Although encouraging changes were seen in patients who only participated in aerobic exercise, such as treadmill walking, cycling and rowing, the addition of resistance exercise, such as weightlifting, led to greater increases in muscle mass (9 percent compared to 5 percent) and strength (49 percent compared to 17 percent) than aerobic exercise alone.
“There is limited research on the effects of exercise in CKD patients, and a lack of knowledge on what exercise is most beneficial in this group,” says Dr. Tom Wilkinson from the University of Leicester’s Department of Infection, Immunity and Inflammation. “Our study shows that both aerobic exercises and strength exercises are important in CKD patients in keeping muscles strong and healthy, and can be combined successfully and safely.”
Patients underwent a six-week control period before starting the exercise program to observe if there were any natural changes in strength, fitness, and muscle.
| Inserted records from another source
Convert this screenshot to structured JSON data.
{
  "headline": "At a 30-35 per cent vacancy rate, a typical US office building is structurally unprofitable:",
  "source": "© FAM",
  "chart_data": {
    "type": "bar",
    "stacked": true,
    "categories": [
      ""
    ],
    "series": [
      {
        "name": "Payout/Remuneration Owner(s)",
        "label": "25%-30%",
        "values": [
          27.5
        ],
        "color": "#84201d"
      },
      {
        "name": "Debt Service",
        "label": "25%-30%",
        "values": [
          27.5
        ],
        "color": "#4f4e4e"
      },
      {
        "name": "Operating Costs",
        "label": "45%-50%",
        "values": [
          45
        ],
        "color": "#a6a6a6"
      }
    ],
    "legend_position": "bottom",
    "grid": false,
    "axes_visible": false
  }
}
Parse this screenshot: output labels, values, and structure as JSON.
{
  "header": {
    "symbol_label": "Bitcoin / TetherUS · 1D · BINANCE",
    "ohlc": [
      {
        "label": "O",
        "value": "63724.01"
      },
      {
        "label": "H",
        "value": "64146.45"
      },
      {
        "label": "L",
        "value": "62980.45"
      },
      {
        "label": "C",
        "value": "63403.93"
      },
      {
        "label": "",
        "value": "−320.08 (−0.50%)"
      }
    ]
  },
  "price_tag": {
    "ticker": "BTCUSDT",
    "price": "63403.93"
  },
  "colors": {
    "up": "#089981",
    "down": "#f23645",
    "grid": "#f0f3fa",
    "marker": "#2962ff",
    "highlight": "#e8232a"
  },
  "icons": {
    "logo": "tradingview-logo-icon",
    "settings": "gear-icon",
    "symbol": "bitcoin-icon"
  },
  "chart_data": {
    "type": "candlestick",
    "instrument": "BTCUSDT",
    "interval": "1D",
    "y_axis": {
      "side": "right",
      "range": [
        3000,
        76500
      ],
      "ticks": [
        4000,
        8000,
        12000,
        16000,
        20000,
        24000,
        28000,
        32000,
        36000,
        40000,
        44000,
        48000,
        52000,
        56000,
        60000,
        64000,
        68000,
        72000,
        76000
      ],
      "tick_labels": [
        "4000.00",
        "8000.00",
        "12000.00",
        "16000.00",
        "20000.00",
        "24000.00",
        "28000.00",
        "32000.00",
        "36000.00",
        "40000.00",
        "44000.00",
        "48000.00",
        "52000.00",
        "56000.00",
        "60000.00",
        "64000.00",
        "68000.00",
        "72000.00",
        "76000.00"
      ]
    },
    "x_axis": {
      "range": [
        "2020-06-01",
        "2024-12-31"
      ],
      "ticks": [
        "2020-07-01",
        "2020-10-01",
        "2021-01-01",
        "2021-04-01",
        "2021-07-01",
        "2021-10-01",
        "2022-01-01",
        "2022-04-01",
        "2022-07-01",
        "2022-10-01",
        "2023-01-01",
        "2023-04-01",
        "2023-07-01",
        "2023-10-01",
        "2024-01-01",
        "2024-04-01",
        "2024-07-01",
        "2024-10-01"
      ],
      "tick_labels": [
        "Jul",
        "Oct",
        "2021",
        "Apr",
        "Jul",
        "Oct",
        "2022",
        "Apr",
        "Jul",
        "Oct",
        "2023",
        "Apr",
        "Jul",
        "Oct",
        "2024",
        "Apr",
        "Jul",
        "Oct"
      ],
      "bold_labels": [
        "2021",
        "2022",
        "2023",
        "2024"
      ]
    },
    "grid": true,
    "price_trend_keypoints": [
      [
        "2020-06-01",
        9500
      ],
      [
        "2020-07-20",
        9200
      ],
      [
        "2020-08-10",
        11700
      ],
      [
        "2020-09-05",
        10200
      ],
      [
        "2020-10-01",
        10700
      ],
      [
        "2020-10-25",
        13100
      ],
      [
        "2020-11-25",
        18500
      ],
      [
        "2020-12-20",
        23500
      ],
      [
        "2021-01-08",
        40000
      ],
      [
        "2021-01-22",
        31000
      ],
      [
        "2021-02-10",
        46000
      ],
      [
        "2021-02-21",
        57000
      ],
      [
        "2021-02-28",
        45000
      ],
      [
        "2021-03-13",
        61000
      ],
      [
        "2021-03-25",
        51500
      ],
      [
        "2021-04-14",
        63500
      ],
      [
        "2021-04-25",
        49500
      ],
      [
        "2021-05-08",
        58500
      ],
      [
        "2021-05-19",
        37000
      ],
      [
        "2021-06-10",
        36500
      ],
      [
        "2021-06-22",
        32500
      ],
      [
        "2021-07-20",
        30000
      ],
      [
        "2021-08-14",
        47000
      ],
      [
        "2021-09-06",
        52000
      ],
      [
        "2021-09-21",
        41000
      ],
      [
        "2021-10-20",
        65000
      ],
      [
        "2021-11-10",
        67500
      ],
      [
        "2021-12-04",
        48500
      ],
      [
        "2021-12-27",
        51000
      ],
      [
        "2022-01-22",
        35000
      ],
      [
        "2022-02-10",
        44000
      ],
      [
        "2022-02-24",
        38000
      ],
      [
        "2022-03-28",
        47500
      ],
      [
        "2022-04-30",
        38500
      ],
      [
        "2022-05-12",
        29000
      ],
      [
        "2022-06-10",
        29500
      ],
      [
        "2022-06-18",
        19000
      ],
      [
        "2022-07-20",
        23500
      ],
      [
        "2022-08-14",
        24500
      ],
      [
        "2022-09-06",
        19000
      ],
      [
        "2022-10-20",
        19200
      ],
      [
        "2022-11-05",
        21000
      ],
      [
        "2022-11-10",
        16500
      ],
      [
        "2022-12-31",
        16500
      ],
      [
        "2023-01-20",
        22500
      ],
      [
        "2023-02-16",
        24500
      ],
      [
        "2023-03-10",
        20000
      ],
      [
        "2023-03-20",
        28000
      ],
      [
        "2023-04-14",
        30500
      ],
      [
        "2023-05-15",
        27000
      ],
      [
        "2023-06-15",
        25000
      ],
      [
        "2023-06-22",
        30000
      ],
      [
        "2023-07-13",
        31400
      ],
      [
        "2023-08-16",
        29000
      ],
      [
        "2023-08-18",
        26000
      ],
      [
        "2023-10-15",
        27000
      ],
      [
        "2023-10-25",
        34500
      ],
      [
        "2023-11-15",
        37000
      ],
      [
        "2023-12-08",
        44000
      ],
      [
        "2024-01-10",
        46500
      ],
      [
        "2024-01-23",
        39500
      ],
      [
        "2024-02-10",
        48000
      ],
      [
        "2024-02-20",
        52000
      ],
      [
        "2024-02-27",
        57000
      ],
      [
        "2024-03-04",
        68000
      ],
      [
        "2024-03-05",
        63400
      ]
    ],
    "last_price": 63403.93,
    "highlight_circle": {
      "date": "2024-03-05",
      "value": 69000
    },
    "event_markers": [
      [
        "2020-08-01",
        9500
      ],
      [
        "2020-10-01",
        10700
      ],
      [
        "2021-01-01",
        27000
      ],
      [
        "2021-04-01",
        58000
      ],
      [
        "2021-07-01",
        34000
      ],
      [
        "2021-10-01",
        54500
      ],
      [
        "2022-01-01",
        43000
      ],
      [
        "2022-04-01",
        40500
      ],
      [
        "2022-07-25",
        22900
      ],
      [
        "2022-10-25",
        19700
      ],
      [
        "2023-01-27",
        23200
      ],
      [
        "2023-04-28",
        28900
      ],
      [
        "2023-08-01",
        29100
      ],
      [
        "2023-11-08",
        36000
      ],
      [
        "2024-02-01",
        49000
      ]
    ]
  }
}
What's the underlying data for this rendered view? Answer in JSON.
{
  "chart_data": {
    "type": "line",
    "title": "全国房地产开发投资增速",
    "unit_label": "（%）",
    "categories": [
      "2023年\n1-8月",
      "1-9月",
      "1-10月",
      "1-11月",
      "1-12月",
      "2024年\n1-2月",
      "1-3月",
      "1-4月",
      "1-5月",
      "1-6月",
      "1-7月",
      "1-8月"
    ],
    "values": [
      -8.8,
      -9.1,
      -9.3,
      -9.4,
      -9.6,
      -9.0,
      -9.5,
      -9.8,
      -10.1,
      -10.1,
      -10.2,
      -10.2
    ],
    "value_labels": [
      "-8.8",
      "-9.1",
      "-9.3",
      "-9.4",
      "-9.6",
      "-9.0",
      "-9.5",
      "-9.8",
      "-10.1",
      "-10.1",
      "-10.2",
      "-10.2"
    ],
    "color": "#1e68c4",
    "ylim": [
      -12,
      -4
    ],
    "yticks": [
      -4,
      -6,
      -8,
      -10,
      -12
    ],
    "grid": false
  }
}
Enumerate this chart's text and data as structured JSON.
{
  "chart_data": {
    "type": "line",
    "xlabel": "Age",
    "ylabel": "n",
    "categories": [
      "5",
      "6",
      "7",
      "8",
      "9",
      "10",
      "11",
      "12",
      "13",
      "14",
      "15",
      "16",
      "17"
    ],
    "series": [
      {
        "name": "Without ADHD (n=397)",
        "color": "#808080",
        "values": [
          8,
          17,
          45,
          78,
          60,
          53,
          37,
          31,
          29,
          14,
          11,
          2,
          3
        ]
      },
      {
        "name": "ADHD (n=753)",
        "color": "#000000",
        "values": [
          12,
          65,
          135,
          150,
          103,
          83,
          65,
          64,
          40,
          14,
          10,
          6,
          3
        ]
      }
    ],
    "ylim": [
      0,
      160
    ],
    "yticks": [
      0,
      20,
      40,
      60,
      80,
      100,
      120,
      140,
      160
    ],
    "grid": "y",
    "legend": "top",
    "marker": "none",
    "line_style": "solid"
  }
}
Since no changes were seen, any improvement after the exercise period would be due to the exercise.
Patients then participated in 12 weeks of supervised aerobic based exercise (treadmill, rowing or cycling exercise) for 30 minutes, or combined training (aerobic exercise plus leg extension and leg press exercise) performed three times week. Researchers then analyzed the potential health benefits.
“I have certainly noticed that my general level of fitness changed after the extra CKD and I discovered muscles that I hadn’t had for a little while,” said a male patient, 62 years old, who took part in the study.
Those with CKD might want to add more coffee to their diets. A recent study of more than 2,300 Americans with CKD found that those who drank the most caffeinated drinks lowered their risk of dying by 24 percent when compared to those who drank the least.
“These results suggest that advising patients with CKD to drink more caffeine may reduce their mortality,” said researcher Dr. Miquel Bigotte Vieira. “This would represent a simple, clinically beneficial, and inexpensive option.”
Those with kidney disease may also want to skip heartburn meds called protein pump inhibitors (PPIs), which are drugs used to treat GERD, acid reflux, and stomach ulcers since they may influence kidney disease. Studies conducted at Johns Hopkins University found that people with normal kidney function who regularly used PPIs were up to 50 percent more likely to develop CKD than non-users.
Kidney disease is the ninth leading cause of death in the U.S.